Saya kadang memang suka “telmi” alias telat mikir.
Hal itu baru saya sadari pada awal Ramadan yang belum lama berlalu. Seperti Ramadan tahun-tahun sebelumnya, bulan puasa kali ini juga diwarnai kehebohan razia terhadap warung-warung makan yang buka di siang hari. Bahkan, di beberapa tempat, terjadi keributan. Barang-barang dagangan disita petugas, dan pedagangnya diberi sanksi.

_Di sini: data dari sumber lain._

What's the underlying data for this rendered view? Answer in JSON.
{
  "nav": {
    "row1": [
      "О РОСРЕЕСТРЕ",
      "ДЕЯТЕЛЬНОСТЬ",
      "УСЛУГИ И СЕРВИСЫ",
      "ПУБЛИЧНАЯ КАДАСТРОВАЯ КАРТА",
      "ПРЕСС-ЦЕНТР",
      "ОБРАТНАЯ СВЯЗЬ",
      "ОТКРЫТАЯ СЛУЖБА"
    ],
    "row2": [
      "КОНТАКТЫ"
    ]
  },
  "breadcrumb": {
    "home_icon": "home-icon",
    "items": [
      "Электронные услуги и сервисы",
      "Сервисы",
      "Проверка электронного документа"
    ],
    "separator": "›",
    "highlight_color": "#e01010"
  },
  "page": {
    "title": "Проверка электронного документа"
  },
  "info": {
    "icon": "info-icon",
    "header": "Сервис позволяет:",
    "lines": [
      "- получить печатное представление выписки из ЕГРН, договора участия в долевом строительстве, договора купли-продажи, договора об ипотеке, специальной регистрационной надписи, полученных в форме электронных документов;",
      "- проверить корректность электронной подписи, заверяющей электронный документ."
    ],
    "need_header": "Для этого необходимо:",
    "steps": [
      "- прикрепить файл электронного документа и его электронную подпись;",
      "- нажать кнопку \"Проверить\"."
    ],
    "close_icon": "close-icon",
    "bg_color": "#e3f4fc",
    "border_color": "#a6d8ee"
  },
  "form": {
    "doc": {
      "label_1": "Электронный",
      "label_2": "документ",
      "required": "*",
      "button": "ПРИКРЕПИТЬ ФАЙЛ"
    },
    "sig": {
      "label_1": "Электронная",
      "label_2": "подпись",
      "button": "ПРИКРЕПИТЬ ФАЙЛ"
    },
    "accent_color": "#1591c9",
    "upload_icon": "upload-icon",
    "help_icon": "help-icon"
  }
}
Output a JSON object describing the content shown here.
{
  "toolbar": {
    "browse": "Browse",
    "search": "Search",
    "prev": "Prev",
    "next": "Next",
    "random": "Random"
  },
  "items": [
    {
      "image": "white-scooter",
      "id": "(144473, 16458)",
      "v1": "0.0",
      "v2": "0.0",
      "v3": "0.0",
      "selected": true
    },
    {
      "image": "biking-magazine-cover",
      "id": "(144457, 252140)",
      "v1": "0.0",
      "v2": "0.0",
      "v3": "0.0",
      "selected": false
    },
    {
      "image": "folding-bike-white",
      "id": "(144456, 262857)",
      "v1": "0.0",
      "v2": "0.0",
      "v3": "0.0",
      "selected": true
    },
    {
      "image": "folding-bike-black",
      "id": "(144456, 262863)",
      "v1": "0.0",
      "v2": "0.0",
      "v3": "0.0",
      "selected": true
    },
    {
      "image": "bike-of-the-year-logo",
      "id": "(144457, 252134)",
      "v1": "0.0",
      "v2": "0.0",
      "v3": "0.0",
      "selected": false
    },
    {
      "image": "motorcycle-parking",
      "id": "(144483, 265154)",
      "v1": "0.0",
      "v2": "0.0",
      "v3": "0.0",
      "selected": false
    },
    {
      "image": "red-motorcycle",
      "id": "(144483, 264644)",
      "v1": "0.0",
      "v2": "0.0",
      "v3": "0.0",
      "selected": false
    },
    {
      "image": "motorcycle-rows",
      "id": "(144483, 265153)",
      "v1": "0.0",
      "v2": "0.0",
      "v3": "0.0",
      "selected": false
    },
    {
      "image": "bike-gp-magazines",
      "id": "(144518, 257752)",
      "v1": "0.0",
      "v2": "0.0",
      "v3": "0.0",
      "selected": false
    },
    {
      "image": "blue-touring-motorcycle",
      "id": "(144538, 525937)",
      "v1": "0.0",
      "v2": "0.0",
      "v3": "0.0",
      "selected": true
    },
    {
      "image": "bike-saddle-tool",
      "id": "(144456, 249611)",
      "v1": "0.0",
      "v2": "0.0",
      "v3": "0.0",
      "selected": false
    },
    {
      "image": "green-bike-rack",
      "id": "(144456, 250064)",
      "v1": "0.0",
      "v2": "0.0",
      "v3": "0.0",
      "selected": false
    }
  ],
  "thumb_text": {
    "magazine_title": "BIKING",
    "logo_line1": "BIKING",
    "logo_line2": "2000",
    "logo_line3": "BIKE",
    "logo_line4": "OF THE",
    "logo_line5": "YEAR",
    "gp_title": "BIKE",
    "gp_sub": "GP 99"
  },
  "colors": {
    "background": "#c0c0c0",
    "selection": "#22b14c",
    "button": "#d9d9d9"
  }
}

Untungnya, organisasi massa yang suka melakukan razia melebihi petugas sudah terlarang. Sehingga, meskipun razia tetap ada, tidak senorak tahun-tahun sebelumnya.
Peristiwa-peristiwa seperti itulah yang menyadarkan betapa saya kadang suka “telmi”. Kenapa waktu itu “tujuh kata” dalam Piagam Jakarta harus disetip? Benar, saya baru sadar. Bayangkan, apa yang terjadi hari-hari ini seandainya waktu itu tujuh kata dalam Piagam Jakarta yang disahkan pada 22 Juni 1945 tidak dibuang. Saya baru sadar betapa besar perjuangan dan pengorbanan para bapak bangsa untuk mendirikan sebuah negara yang berdiri di atas semua golongan. Berdiri tepat pada tempatnya.

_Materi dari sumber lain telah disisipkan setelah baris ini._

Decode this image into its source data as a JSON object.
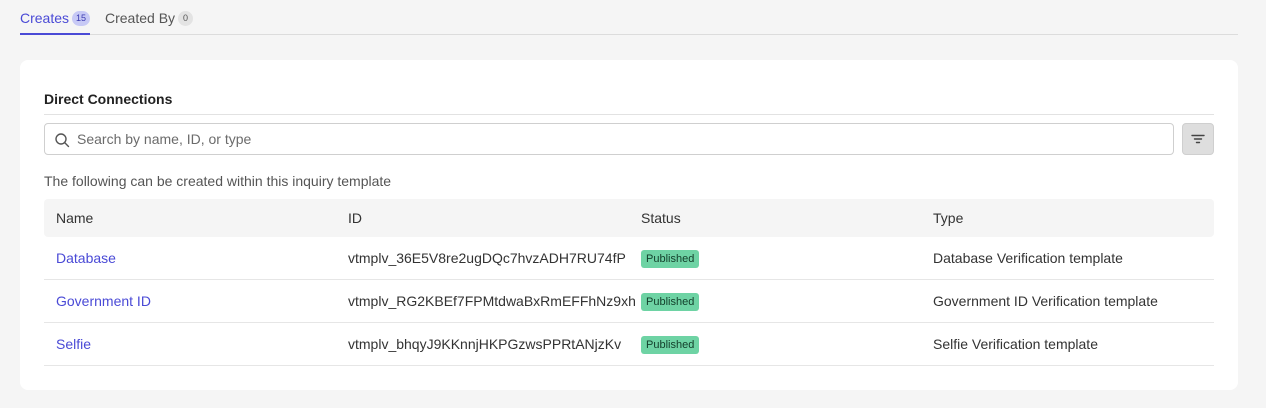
{
  "tabs": [
    {
      "label": "Creates",
      "count": "15",
      "active": true
    },
    {
      "label": "Created By",
      "count": "0",
      "active": false
    }
  ],
  "card": {
    "title": "Direct Connections",
    "search_placeholder": "Search by name, ID, or type",
    "description": "The following can be created within this inquiry template"
  },
  "table": {
    "headers": [
      "Name",
      "ID",
      "Status",
      "Type"
    ],
    "rows": [
      {
        "name": "Database",
        "id": "vtmplv_36E5V8re2ugDQc7hvzADH7RU74fP",
        "status": "Published",
        "type": "Database Verification template"
      },
      {
        "name": "Government ID",
        "id": "vtmplv_RG2KBEf7FPMtdwaBxRmEFFhNz9xh",
        "status": "Published",
        "type": "Government ID Verification template"
      },
      {
        "name": "Selfie",
        "id": "vtmplv_bhqyJ9KKnnjHKPGzwsPPRtANjzKv",
        "status": "Published",
        "type": "Selfie Verification template"
      }
    ]
  },
  "colors": {
    "accent": "#4a4ad6",
    "published_badge": "#6ed3a4"
  },
  "icons": {
    "search": "search-icon",
    "filter": "filter-icon"
  }
}
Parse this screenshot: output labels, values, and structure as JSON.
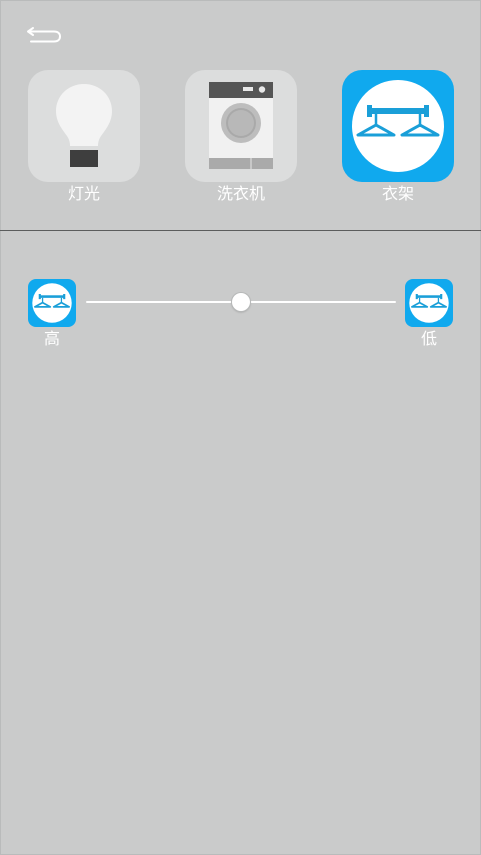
{
  "devices": [
    {
      "label": "灯光",
      "icon": "light-bulb-icon",
      "active": false
    },
    {
      "label": "洗衣机",
      "icon": "washing-machine-icon",
      "active": false
    },
    {
      "label": "衣架",
      "icon": "clothes-rack-icon",
      "active": true
    }
  ],
  "rack_control": {
    "high_label": "高",
    "low_label": "低",
    "position_fraction": 0.5
  },
  "colors": {
    "background": "#cacbcb",
    "tile": "#dcdddd",
    "accent": "#10a9ee",
    "text": "#ffffff"
  },
  "icons": {
    "back": "back-arrow-icon",
    "end_buttons": "clothes-rack-icon"
  }
}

Begitu sadar dari “telmi”, saya teringat akan tujuh kata itu: dengan kewajiban menjalankan syariat Islam bagi pemeluk-pemeluknya. Begitu teringat tujuh kata itu, saya pun berandai-andai. Andai tujuh kata itu tidak dihilangkan, dan kemudian dimasukkan dan tertera di dalam Pembukaan UUD 1945, maka sudah pasti Indonesia akan menjadi “negara syariat”—istilah kekiniannya adalah “NKRI Bersyariat”. Istilah ini mengandaikan bahwa menyerukan “NKRI Bersyariat” sama artinya dengan ingin menghidupkan kembali Piagam Jakarta.

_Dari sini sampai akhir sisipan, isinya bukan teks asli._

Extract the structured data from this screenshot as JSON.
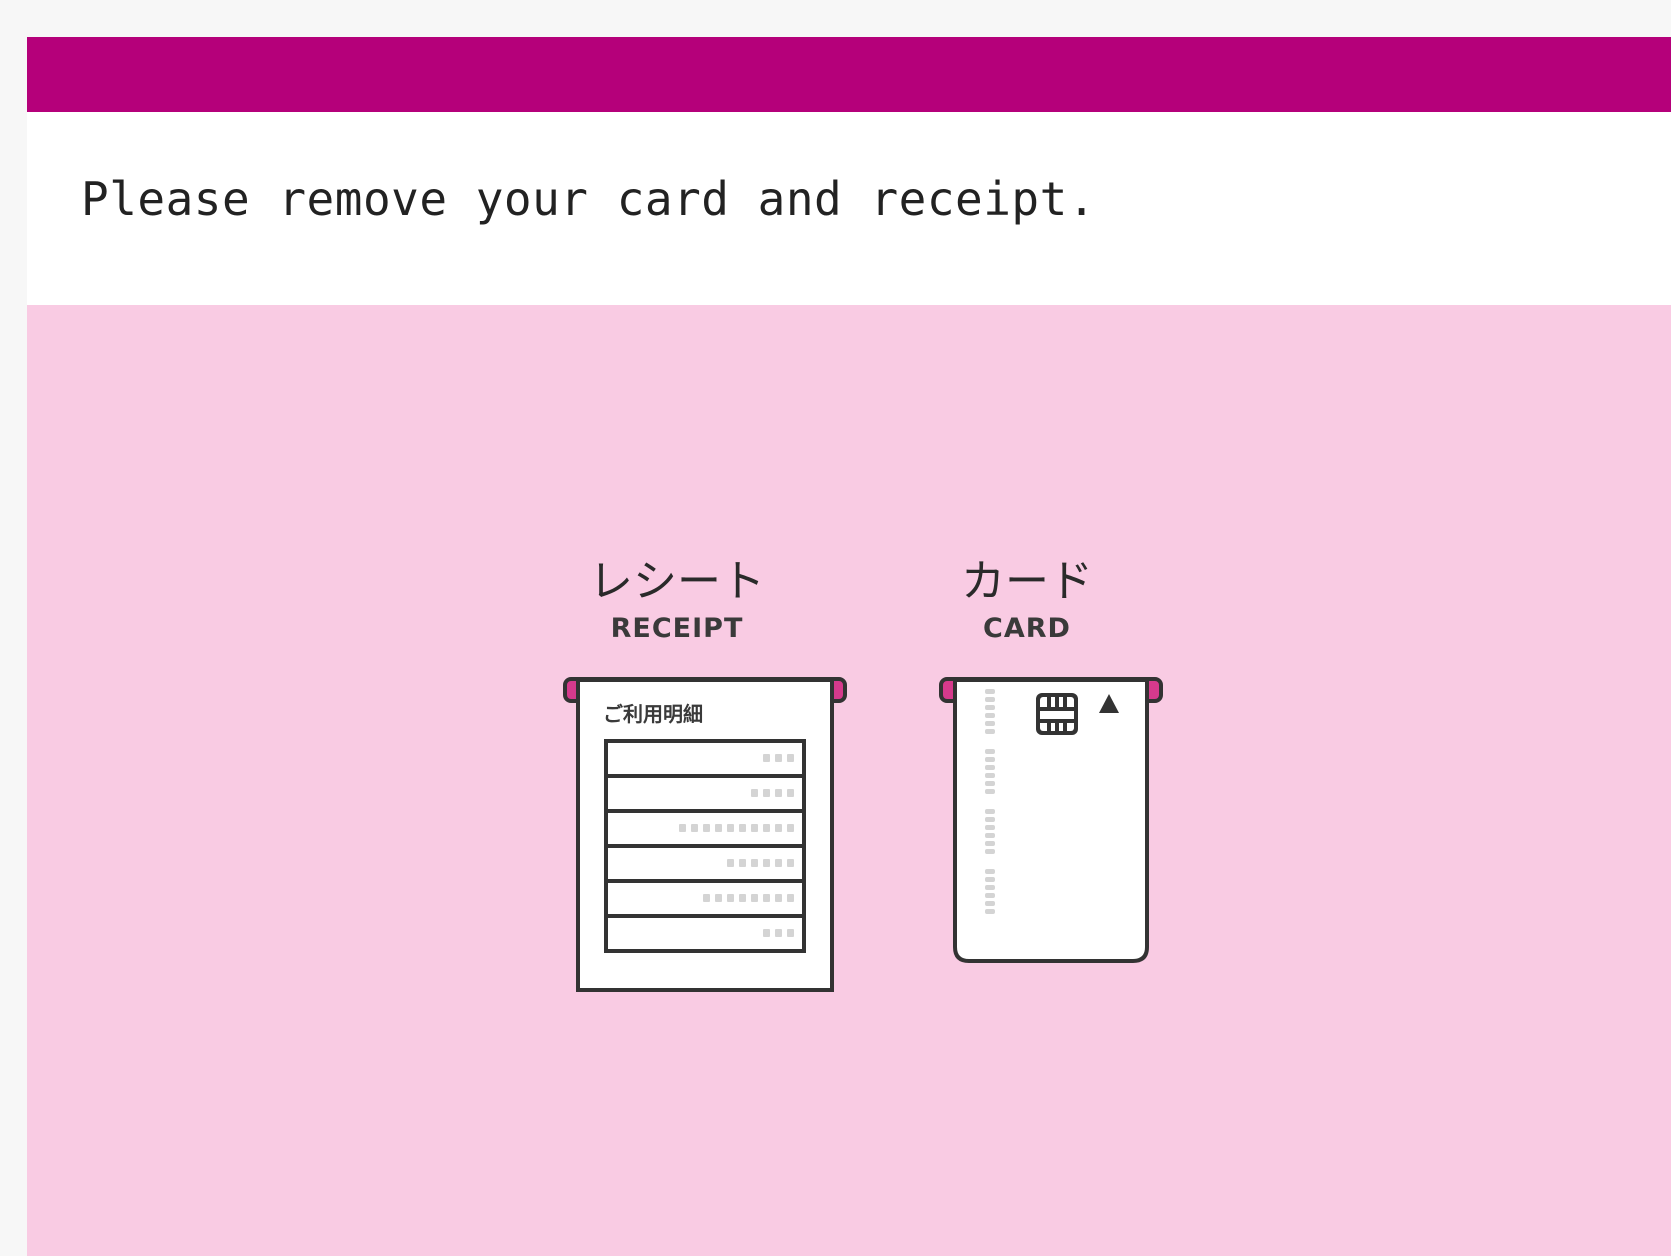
{
  "colors": {
    "header": "#b5007a",
    "content_bg": "#f9cbe3",
    "slot_accent": "#d63a8c",
    "outline": "#333333"
  },
  "message": {
    "text": "Please remove your card and receipt."
  },
  "receipt": {
    "label_ja": "レシート",
    "label_en": "RECEIPT",
    "title": "ご利用明細",
    "icon": "receipt-icon"
  },
  "card": {
    "label_ja": "カード",
    "label_en": "CARD",
    "icon": "card-icon",
    "chip_icon": "chip-icon",
    "arrow_icon": "insert-arrow-icon"
  }
}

Konsekuensi berikutnya, karena tujuh kata tersebut masuk dalam konstitusi, maka akan ada undang-undang khusus tentang “kewajiban menjalankan syariat Islam”. Tentu saja, berdasarkan undang-undang ini, negara akan mewajibkan seluruh umat Islam Indonesia untuk menjalankan syariat agama. Jika negara telah mewajibkan, maka yang melanggar kewajiban itu juga akan memperoleh hukuman dari negara. Jika tidak ada sanksi, di mana wibawa negara?
Maka, konsekuensi berikutnya lagi, akan ada penegak hukum syariat, katakanlah polisi syariat —di samping “polisi konvensional”. Tugas polisi syariat tentu saja memastikan seluruh umat Islam Indonesia manjalankan syariat Islam dan menindak yang melanggar atau melalaikan kewajiban menjalankan syariat itu. Ya, mungkin mirip-mirip dengan tugas polisi syariat di Provinsi Aceh.